With blockchain, insurers can have ready access to necessary data without sacrificing data security. This not only cuts costs but also reduces opportunities for error, he adds.
But while companies needing access to data might benefit from a more open, decentralized model, that would leave companies that thrive on such access in a losing position. Little notes that many of the most profitable sectors of the modern healthcare economy are built around acquiring and storing data and data-powered services.
“Using a blockchain flies in the face of those traditional models, and it is hard for incumbents to get past this to use the technology to solve the big problems that plague the industry,” Huang says.
He says another issue is how blockchain could change the role of so-called big data in healthcare or whether it will change things at all. Increasingly, healthcare companies and academic researchers have relied on the creation or acquisition of massive datasets to come up with medical insights that would have been impossible in a previous era. “Siloing” data might be problematic in many ways, but the very presence of massive datasets is part of what makes big data healthcare analytics possible.

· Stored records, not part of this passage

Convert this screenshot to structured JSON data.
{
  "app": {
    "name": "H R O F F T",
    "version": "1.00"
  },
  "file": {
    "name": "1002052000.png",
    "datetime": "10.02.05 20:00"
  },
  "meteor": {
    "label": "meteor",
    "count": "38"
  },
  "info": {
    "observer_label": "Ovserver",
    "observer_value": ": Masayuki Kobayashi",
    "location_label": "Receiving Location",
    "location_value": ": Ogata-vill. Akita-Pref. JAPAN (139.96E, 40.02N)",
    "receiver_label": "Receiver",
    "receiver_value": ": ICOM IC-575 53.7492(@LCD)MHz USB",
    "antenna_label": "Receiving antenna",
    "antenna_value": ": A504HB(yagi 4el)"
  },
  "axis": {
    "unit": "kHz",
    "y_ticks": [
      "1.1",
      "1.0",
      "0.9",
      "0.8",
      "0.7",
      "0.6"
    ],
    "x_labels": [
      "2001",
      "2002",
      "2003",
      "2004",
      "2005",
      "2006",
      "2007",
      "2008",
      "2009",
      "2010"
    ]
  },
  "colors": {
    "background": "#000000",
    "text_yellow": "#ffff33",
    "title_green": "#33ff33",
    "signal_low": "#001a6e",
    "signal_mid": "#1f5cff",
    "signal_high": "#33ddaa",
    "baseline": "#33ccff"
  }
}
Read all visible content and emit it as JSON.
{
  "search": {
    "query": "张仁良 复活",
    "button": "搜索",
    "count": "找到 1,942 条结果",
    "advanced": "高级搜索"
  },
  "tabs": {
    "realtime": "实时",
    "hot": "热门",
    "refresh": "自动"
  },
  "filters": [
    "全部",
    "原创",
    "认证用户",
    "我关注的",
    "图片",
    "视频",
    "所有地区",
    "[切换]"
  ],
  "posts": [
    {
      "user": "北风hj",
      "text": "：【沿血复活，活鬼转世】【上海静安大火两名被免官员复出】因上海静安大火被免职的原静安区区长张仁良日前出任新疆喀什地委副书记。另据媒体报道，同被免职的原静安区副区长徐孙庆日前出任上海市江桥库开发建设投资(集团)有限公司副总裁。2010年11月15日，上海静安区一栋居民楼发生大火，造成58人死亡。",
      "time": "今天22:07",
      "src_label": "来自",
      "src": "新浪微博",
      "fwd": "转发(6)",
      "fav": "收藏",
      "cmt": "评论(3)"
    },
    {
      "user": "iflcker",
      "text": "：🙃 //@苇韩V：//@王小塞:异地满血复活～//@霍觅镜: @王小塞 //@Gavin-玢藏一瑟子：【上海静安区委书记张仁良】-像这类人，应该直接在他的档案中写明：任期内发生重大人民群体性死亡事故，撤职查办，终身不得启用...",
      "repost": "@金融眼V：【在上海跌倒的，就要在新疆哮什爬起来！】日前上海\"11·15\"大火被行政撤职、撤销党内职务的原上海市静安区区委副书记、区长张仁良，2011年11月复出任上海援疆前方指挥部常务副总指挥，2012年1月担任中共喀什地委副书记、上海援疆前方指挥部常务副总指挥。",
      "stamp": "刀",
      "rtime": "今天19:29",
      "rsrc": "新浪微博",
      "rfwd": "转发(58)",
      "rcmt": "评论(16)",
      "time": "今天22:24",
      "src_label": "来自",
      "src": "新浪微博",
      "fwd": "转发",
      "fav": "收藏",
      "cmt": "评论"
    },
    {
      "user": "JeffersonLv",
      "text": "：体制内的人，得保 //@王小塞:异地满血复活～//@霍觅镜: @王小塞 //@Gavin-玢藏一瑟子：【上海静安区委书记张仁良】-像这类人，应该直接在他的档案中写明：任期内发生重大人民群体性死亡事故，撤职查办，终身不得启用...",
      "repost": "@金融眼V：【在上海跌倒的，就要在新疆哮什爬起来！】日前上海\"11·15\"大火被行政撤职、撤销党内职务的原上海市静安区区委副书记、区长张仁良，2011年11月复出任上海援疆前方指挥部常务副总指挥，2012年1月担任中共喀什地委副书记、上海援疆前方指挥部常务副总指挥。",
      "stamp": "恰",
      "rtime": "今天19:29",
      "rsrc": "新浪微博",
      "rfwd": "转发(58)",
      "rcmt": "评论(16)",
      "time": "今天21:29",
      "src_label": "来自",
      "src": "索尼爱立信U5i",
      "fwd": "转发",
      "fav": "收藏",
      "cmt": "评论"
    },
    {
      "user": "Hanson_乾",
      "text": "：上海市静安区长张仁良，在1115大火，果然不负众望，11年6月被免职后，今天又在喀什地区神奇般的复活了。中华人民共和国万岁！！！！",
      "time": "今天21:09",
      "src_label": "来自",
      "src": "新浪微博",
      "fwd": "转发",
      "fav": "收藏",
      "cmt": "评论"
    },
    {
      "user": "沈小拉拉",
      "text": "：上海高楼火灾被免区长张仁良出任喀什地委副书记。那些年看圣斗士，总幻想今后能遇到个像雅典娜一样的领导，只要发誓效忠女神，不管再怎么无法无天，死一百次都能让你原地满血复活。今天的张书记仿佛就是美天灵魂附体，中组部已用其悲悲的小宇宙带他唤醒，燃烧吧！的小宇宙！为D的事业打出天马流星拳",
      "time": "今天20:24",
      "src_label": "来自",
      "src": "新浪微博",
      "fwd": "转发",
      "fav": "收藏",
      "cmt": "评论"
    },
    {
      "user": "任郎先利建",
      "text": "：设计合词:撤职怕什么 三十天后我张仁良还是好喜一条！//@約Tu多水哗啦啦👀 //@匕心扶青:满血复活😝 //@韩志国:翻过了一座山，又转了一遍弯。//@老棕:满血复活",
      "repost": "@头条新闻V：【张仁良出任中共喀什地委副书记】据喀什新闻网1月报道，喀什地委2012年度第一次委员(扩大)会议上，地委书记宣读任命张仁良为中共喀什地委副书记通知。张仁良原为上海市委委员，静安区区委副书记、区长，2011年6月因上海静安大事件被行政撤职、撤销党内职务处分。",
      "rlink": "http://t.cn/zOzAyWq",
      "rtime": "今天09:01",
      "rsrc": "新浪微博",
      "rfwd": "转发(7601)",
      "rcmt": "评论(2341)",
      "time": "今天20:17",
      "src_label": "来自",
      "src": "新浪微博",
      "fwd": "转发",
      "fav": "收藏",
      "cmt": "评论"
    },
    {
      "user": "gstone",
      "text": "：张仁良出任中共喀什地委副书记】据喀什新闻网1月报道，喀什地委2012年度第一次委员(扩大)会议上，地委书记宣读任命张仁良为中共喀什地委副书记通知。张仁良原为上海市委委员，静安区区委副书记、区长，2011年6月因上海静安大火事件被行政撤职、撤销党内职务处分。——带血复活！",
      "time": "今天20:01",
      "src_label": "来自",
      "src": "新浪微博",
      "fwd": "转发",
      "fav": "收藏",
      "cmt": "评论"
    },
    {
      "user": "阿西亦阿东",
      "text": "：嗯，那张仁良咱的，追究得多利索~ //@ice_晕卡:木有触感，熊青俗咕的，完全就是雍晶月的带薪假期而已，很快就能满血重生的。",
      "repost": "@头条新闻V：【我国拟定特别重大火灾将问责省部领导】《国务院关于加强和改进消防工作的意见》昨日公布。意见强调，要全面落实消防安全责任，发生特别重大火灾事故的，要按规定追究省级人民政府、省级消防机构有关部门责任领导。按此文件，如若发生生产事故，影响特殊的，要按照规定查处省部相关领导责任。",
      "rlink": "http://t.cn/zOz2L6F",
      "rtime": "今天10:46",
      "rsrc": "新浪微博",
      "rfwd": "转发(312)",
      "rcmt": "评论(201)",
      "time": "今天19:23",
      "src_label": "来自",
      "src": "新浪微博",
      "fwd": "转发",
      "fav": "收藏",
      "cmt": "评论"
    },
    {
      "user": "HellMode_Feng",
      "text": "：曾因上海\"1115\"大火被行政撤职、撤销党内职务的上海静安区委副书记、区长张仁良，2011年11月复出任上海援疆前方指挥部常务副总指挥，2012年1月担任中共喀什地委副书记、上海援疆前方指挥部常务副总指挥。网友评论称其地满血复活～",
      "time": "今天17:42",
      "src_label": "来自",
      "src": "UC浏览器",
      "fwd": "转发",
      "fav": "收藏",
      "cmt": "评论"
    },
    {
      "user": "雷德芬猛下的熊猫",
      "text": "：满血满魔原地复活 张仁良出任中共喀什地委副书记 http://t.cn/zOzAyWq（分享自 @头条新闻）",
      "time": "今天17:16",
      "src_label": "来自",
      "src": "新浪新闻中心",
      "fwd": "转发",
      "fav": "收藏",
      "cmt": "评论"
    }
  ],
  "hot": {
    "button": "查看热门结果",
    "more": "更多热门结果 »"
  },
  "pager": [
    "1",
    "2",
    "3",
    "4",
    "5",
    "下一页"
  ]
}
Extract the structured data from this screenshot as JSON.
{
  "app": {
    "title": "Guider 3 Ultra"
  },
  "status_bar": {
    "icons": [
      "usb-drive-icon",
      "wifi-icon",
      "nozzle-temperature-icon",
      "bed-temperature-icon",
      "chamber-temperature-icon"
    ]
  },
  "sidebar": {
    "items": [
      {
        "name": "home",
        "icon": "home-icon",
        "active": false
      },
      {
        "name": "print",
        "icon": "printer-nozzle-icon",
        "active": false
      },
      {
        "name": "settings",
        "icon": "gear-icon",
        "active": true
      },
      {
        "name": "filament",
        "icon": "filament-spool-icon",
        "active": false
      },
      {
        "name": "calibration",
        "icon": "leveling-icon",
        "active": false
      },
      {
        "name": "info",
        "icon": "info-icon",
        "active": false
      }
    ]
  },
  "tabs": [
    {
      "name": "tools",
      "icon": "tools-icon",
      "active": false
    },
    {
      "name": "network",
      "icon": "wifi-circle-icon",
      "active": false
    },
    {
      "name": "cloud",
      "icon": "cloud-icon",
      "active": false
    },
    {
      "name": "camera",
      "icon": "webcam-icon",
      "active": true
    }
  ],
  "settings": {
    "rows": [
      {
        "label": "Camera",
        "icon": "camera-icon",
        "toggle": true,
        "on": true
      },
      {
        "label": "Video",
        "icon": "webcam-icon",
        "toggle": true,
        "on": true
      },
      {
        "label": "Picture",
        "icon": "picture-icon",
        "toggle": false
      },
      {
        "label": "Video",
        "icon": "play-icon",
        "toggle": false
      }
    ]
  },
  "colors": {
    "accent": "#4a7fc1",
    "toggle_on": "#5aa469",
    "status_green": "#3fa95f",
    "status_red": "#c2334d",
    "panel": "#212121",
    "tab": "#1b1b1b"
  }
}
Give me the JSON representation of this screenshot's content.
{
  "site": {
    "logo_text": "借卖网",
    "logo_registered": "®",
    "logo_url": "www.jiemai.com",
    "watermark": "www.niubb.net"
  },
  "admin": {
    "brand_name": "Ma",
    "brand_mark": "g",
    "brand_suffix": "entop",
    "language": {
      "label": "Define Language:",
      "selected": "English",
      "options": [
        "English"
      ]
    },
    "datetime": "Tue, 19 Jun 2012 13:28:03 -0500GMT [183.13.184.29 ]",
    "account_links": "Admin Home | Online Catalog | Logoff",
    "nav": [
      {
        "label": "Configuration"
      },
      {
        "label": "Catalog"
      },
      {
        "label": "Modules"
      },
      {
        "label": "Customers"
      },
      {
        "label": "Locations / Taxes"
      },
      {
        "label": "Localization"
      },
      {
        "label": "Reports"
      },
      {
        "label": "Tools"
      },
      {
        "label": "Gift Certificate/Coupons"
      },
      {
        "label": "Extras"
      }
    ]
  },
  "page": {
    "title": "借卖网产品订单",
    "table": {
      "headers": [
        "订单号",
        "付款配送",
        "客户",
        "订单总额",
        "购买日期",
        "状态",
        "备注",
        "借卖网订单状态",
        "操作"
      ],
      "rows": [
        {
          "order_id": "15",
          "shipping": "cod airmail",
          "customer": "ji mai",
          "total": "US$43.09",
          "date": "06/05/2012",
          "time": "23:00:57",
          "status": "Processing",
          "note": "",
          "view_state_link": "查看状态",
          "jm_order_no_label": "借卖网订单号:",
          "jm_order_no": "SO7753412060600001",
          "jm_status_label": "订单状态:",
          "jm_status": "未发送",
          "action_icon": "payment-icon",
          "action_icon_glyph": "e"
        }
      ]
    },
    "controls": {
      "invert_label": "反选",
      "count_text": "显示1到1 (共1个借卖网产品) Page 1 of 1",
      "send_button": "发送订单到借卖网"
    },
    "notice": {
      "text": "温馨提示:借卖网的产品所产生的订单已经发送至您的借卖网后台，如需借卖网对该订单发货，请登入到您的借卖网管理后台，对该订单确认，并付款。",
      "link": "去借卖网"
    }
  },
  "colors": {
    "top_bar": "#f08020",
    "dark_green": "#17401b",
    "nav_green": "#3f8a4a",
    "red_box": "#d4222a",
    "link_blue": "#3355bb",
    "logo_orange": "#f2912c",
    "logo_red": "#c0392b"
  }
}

But blockchain could actually help — not hurt — big data breakthroughs.
“An easy solution for this is any de-identified patients’ data can be released to a public database for easy access,” he says. The way Huang sees it, blockchain might make it easier to do data analytics, by broadening and simplifying access among vetted entities with access to the blockchain on which the data are stored.
As Huang explains, some blockchains are completely public while others are private or based on a permissions system that controls access. The protocol behind the public blockchains, like those associated with cryptocurrencies, is built to generate digital “tokens” that can be sold to help offset the costs of the system, Little says.
However, healthcare-focused blockchains use systems with access limited to authenticated entities. Prescryptive, for instance, has partnered with ConsenSys, which created a permission-based blockchain product called Quorum Blockchain Service. Permission-based blockchains are a better fit for highly valuable data like medical records, but absent a built-in revenue-generating mechanism, they must win clients based on the potential for cost savings.
“The economic incentive to run a node on a permissioned blockchain proves to be a major hurdle,” Little says. “Using the lower audit cost and data sharing may be enough to overcome these concerns, but it adds to the reasons why incumbent players, who hold data today, are unwilling to share, even for the common good.”
Jared Kaltwasser, a frequent contributor to Managed Healthcare Executive®, is a freelance writer in Iowa.